Every engine will be hand-assembled in Cosworth’s world-famous race shop, under the same conditions as the firm’s F1 and IndyCar race engines and by the same people.
“We thought about setting up a separate operation to build the TVR V8s,” said Cosworth technical director Bruce Wood. “But it seemed more efficient to make them the way we do all our other engines.”
Wood added that Cosworth might build a separate facility if volume increased beyond about 500 cars a year, but if that happened, the same standards would be applied.
TVR plans to build its car in a number of guises - standard and extra-performance road car, track-day car, Tuscan series racer and Le Mans car -so it is reluctant to disclose the extent of Cosworth’s modifications to the Coyote V8.
In standard form, the engine already appears in power levels from around 300bhp in the Ford F-100 pick-up to 412bhp in the recently launched European-spec Mustang.
However, the TVR engines will get unique engine management, which has been designed by Cosworth to modify the behaviour of the engine’s variable cam phasing, plus a lighter flywheel, a dry sump (both to prevent oil starvation during high cornering loads and to lower the engine in the car) and unique manifolds to suit the cars’ side-exit exhausts.
“We reviewed a lot of engines before making our choice,” said Edgar. “We even thought about bringing back TVR’s Speed Six. I’ve always admired my predecessors for being bold enough to make their own engine. But the Speed Six couldn’t have met future clean-air regulations, so it wasn’t a serious contender.”
One argument in favour of the Ford engine, said Edgar, is that American companies are good at making “bombproof” big-capacity V8s. “We needed an engine with built-in reliability and long life,” he added, “but with enough ‘head room’ for the extra performance we had in mind. It was clear the Coyote could do those things.”
Cosworth, whose relationship with Ford goes back more than 60 years, soon established that Coyote was modern, packed with new technology, quite compact and “not heavy”, not least because of its aluminium block. “We’re more concerned with power-to-weight than outright power,” said Edgar. “Our target weight for the first car is 1100kg, so with the power we already know we can get, we’re on target.”

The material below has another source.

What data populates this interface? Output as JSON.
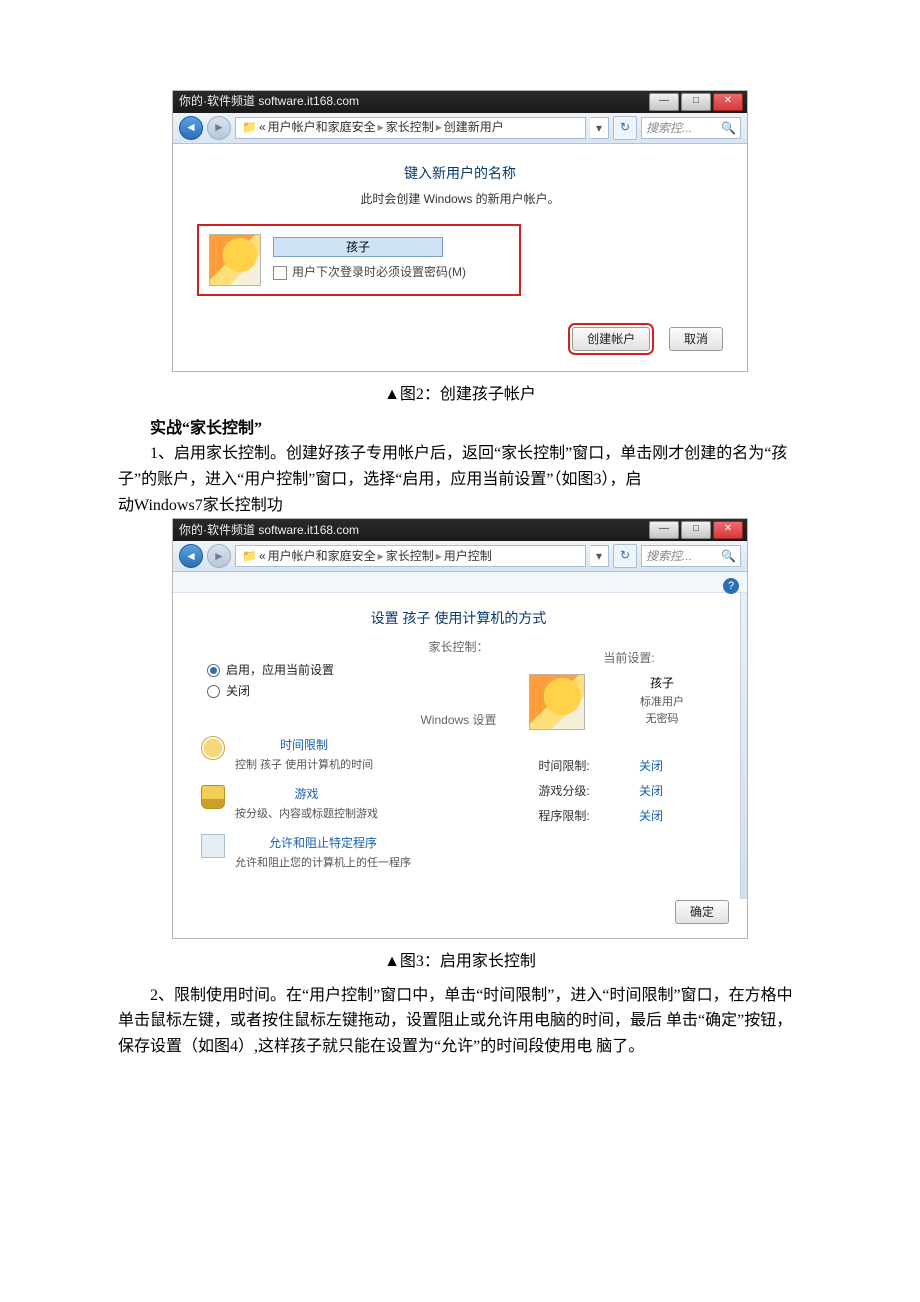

TVR’s intention is that Le Mans racing will be “front and centre” of its business. The company will reveal and display a version of its Le Mans car at the 2017 race - shortly before it starts selling roadgoing versions of its first model and plans to be ready to compete in the 2018 race.
Edgar and Chasey want the relationship between the road car and the racer to be simple and close. The first TVRs should reach customers in the second half of 2017.